食の不都合な真実10 品種改良による栄養低下(トマト3)

トマトは品種改良が相次いで、従来のトマト(100g以上の大玉トマト)だけでなく、さまざまな種類が誕生しています。大玉トマト、ミディトマト(50g前後の中玉トマト)、ミニトマト(10〜30g)に大きく分けられていますが、ミディトマトは大玉トマトとミニトマトを掛け合わせて作られたものです。

最近のトマトは、どれも甘くて、中にはフルーツトマトと呼ばれるフルーツ並みの甘さを誇っているものもあります。フルーツトマトという品種は実はなくて、標準的なミディトマトやミニトマトの糖度が7〜8度であるのに対して、8度以上がフルーツトマトと分類されています。中には糖度10度のものも登場しています。
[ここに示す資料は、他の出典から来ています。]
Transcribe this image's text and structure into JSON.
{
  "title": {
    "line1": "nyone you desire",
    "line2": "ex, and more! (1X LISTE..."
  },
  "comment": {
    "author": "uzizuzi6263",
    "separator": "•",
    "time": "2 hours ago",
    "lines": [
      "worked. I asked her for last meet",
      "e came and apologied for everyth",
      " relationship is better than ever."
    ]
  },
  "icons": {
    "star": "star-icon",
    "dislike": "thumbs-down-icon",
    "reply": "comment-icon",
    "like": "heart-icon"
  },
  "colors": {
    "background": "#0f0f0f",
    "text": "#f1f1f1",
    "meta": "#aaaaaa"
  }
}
甘さを最優先させた品種改良が続いた成果ということですが、甘さが増した一方で減っているものがあります。それは酸味です。トマトの魅力は酸味と糖度のバランスであったはずが、酸味が減っていったために、従来のトマトでは料理人(シェフ)がトマトソースを作れなくなったということも起こっています。

酸味が足りないというのはビタミンが少ないということですが、さらに苦味のもとのミネラルも少なくなっています。

トマトの甘味は、トマト臭いと言われた“青臭さ”が弱まることで、相対的に強く感じるようになってきました。

トマトは成長の過程で苦味成分が発生して、これが残ると「消毒薬のような臭い」と言われる独特の臭いが残っていました。苦味成分はアルカロイドやトマチンで、これらは熟成するとともに減少していくのですが、成熟がうまく進まないと香気成分(3−ヘキセナールなど)が発生します。

品種改良によって、これらの苦味成分が減ったので、トマト嫌いは少なくなったものの、その一方でミネラルが少なくなっているのは事実です。特に減りやすいのはマグネシウム(苦味成分の代表)で、トマトから摂取できるミネラルの代表とされていたのに、それが減ってしまっているということです。